The commission is also now accepting applications for leave to appear for the fourth round of hearings. Applications must be received by 5pm on Friday, 15 June 2018.
Royal commission recap
The first round of public hearings, held between 13 March and 23 March, considered issues concerning the treatment of consumers by banks and financial service providers in connection with credit products, which included residential mortgages, car finance and credit cards.
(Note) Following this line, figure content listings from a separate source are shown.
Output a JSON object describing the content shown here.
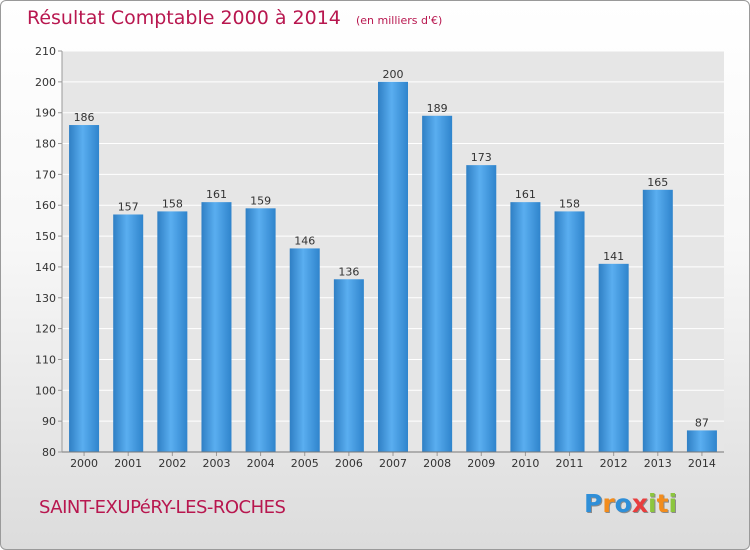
{
  "header": {
    "title": "Résultat Comptable 2000 à 2014",
    "subtitle": "(en milliers d'€)"
  },
  "footer": {
    "commune": "SAINT-EXUPéRY-LES-ROCHES",
    "logo_letters": [
      "P",
      "r",
      "o",
      "x",
      "i",
      "t",
      "i"
    ],
    "logo_colors": [
      "#2f8fd8",
      "#f28c1c",
      "#2f8fd8",
      "#e83e3e",
      "#8cc63e",
      "#f28c1c",
      "#8cc63e"
    ]
  },
  "chart_data": {
    "type": "bar",
    "title": "Résultat Comptable 2000 à 2014",
    "subtitle": "(en milliers d'€)",
    "categories": [
      "2000",
      "2001",
      "2002",
      "2003",
      "2004",
      "2005",
      "2006",
      "2007",
      "2008",
      "2009",
      "2010",
      "2011",
      "2012",
      "2013",
      "2014"
    ],
    "values": [
      186,
      157,
      158,
      161,
      159,
      146,
      136,
      200,
      189,
      173,
      161,
      158,
      141,
      165,
      87
    ],
    "ylim": [
      80,
      210
    ],
    "yticks": [
      80,
      90,
      100,
      110,
      120,
      130,
      140,
      150,
      160,
      170,
      180,
      190,
      200,
      210
    ],
    "grid": true,
    "bar_color": "#3d93d9",
    "legend": "none"
  }
}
The initial round identified breaches of responsible lending obligations by Australia’s major banks and third-party intermediaries, with ANZ, the Commonwealth Bank and its third-party subsidiary Aussie Home Loans, NAB and Westpac all appearing before the commission.
The second round of public hearings, held between 16 April and 27 April, investigated the conduct of financial advisers, including the treatment of consumers, compliance with the law and community standards and expectations, and the sufficiency of the current legal and regulatory structure.
Among the revelations of misconduct identified by the commission were AMP’s concession that its financial planning pision charged clients “fees for no service” as well as inappropriate advice issued by advisers that adversely affected the financial wellbeing of customers.
The third round of hearings, held between 21 May and 1 June, considered the conduct of several of the leading banks in respect of their dealings with small and medium enterprises, in particular in providing credit to businesses.